If you missed the original story (in which I misspelled his name, but I’ve now seen his collar tag enough times to have corrected that error forever), here it is: The Ozzie Story.

Since then, I’ve found and returned Ozzy so many times that I’ve lost count. The worst incident, though, was a total fluke. It was the middle of the day, and I decided I had to procrastinate run to the grocery store. I went outside, got in the car, then realized that I forgot to get the mail. Who knows how my brain was working that day, but it was luck. So, I got out of the car, got the  mail, took it inside, got back in the car, and left for the store. And wouldn’t you know the exact second I drove past the neighborhood and onto the highway, there was Ozzy running down the side of the highway. Elderly, blind Ozzy. I pulled over, called him, picked him up, and drove him home.

Ozzy in the car

For a long while, he continued to appear in our backyard. Miraculously, it never happened when the boys were out. I’d put the boys in the room above the garage, leash up Ozzy, and walk him home.

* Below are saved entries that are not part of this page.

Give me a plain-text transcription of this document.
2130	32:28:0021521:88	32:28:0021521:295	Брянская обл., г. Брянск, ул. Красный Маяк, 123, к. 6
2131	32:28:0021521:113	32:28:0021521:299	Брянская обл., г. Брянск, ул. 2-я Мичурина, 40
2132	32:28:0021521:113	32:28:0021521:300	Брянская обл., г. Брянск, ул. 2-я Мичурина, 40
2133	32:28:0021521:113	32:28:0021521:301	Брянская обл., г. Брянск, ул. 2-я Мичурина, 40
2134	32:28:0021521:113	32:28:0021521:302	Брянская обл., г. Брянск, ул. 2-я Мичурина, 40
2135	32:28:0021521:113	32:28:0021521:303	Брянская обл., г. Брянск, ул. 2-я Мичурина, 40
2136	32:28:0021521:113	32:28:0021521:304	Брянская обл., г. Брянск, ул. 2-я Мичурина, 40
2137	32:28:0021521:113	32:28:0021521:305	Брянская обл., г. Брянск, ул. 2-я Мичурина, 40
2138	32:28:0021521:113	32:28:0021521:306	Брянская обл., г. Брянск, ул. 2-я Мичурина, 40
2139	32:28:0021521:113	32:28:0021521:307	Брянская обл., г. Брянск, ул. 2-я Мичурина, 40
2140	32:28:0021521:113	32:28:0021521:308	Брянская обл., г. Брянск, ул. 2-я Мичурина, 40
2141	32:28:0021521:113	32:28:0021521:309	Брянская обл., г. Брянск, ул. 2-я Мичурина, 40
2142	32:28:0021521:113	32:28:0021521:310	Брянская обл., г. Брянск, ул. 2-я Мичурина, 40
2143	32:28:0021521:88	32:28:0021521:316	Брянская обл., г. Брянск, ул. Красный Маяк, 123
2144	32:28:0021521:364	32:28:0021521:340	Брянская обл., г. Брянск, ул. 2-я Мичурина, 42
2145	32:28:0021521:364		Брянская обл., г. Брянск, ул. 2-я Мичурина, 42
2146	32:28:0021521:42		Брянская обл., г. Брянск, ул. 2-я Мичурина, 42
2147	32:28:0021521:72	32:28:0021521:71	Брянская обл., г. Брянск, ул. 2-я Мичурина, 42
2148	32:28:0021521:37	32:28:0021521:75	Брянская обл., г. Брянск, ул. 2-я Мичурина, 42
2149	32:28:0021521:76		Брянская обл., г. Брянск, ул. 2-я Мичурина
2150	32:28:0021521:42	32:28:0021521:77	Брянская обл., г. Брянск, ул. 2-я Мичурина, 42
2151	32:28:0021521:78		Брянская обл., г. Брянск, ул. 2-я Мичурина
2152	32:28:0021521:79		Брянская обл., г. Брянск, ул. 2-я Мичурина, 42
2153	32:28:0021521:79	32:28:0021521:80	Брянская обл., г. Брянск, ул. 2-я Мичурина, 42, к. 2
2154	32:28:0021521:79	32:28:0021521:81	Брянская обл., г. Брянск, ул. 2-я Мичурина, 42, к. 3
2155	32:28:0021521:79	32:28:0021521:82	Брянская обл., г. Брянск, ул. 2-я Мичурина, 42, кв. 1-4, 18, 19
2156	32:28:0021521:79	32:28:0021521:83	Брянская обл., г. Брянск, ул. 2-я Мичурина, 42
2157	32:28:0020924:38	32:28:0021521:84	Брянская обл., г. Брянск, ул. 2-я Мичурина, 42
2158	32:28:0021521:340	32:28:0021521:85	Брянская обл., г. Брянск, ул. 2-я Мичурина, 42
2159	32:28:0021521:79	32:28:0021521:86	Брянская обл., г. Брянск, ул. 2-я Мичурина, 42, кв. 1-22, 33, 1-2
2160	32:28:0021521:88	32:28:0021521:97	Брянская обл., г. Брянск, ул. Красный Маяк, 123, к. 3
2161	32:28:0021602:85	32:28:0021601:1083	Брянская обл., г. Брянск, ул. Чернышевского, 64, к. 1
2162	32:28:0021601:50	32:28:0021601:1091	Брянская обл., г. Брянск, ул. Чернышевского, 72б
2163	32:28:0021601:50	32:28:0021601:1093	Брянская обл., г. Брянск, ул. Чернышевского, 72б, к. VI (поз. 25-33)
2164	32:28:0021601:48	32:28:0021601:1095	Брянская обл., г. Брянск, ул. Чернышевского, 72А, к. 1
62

His people are truly astounded and can’t figure out how he keeps getting out. The last time Ozzy showed up in the yard, Cooper notified me of his presence, and I ran Ozzy right home. The father came to the door, and he said he just couldn’t figure it out. He said he spent the weekend before plugging up any holes in their fence. This is an elderly, blind dog! I suggested he line the fence with chicken wire. We chatted containment for a minute, then I walked home.

It’s a two HOUSE walk. Our backyards touch in the corner, it’s that close.

Reaching my house, I heard a telltale jingle in the backyard. I looked over the fence, and YEP! There was Ozzy. I had JUST returned him! So, back he went. And then we spent the evening barricading our side of the fence with whatever materials we could find in the garage.

If we weren't redneck before...

Classy, right?

(Interestingly, compare the foliage in the above pic to the foliage in the original Ozzy story… I wonder if those two freezes killed all the plantains?)

And then yesterday, we found out: Our landlord has, in fact, sold our house. My very first thought (I mean, after the cursing, of course) wasn’t what are we going to do, where are we going to go, how are we going to get all this crap packed up again? Nope. My first thought was:

Who’s going to watch out for poor Ozzy?

(Final piece of this story, and a tad confessional about being a sucky Lucas guardian: See that metal window frame thing that’s blocking the big hole on the bottom? Yesterday, Lucas got fed up with Ozzy and – yep. – their new puppy, JP. He lunged and snarled and snapped at them through the grate… slicing the crap out of his snout, cutting his eye, and pulling a chunk off the tip of his nose. Why we didn’t see that coming is beyond me. So sorry, Lucas.)


  1. says

    : (
    I am sorry about Lucas, I am sorry about Ozzie, and I am sorry about your landlord. How is that blind, elderly dog continuously getting out? You are his guardian angel.

  2. Erik N. says

    Hershey has taken chunks out of herself (arguments with barbed wire, ripped foot pads, tail enthusiastically beaten so hard against a wall it left smears of blood) and they’ve all healed. We can’t plan for everything that might happen to our beasts, but we can patch them up and brace ourselves for new (mis)adventures!

  3. says

    I’m just catching up on everything! I hope Lucas is healing up OK. That poor old Ozzy, what is he going to do without you? Leave it to you to be more worried about him than the fact that you need to find a place to live! Good luck with everything…I hope you find a nicer place (maybe one without orange walls….lol).